Restaurant information
- Established: 1946
- Food type: Hamburgers
- Location: 4901 Camp Bowie Boulevard, Fort Worth, Texas
- Website: kincaidshamburgers.com

= Kincaid's Hamburgers =

Kincaid's Hamburgers is a chain of hamburger restaurants in Texas. The first Kincaid's opened in Fort Worth, Texas in 1946 as a grocery store.

== Description ==
The restaurant was a grocery store from its opening until the 1960s, and retains the concrete flooring and neon signs from that period. Customers are seated at countertops cut from the original store shelves with picnic tables added later. It is known for serving hamburgers with half-pound beef patties on Mrs. Baird's buns, hot dogs, sandwiches, and milkshakes.

== History ==
The establishment first opened in 1946 as the Pope-Kincaid Grocery Store by Charles Kincaid and Roy Pope of Roy Pope Grocery. It was eventually renamed the Charles Kincaid Grocery & Store. It was a full service grocery store and meat market. In 1964, the store's head butcher Ownyel Robert "O. R." Gentry began preparing and cooking hamburgers for customers, as a way to use up unsold ground beef. He installed a $25 grill for the purpose. The hamburgers became increasingly popular with customers, and in 1967 Gentry bought the store from Charles Kincaid. Gentry sawed off the tops of store shelves in order to make countertops for customers to eat from. Despite the success of its hamburger business, the grocery store saw fewer shoppers in the 1970s as supermarkets began to replace local grocery stores.

In 1991, Gentry's son Robert and daughter-in-law Lynn took over the grocery and converted it into a restaurant. They stopped offering groceries and removed all of the produce bins and food sections so that they could place picnic tables inside.
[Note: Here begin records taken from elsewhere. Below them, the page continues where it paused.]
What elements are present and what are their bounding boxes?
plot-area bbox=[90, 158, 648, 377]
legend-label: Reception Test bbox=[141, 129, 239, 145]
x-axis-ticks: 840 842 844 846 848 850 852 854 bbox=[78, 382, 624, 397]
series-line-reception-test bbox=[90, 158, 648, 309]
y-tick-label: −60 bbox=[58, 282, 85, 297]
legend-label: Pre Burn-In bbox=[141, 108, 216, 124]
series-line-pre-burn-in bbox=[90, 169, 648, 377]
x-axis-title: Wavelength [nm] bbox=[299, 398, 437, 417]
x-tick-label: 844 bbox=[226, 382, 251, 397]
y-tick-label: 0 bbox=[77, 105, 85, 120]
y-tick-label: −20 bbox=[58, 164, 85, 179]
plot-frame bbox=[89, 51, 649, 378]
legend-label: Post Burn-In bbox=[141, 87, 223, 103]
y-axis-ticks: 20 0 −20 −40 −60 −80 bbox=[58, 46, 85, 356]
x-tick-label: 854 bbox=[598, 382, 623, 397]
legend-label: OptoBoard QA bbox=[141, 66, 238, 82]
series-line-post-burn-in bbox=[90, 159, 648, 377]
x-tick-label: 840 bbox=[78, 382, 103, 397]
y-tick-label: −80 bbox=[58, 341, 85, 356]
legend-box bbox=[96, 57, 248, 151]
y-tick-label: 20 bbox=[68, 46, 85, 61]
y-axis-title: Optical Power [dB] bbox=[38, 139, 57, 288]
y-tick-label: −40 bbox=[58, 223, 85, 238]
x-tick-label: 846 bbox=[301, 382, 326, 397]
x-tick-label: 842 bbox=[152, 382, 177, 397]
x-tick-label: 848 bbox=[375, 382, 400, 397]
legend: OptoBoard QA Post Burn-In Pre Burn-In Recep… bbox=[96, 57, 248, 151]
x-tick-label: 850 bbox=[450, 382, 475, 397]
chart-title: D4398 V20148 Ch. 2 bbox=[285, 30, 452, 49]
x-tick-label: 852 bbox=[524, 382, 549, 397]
The restaurant has received praise from critics for its simple menu and methods of preparation. It was ranked one of the best hamburger restaurants in America and Texas by publications such as Texas Monthly and Fort Worth Star-Telegram. A 1970s article by Life that ranked it alongside Cassell's Hamburgers as one of the two best in the country. It has since opened other locations in Texas.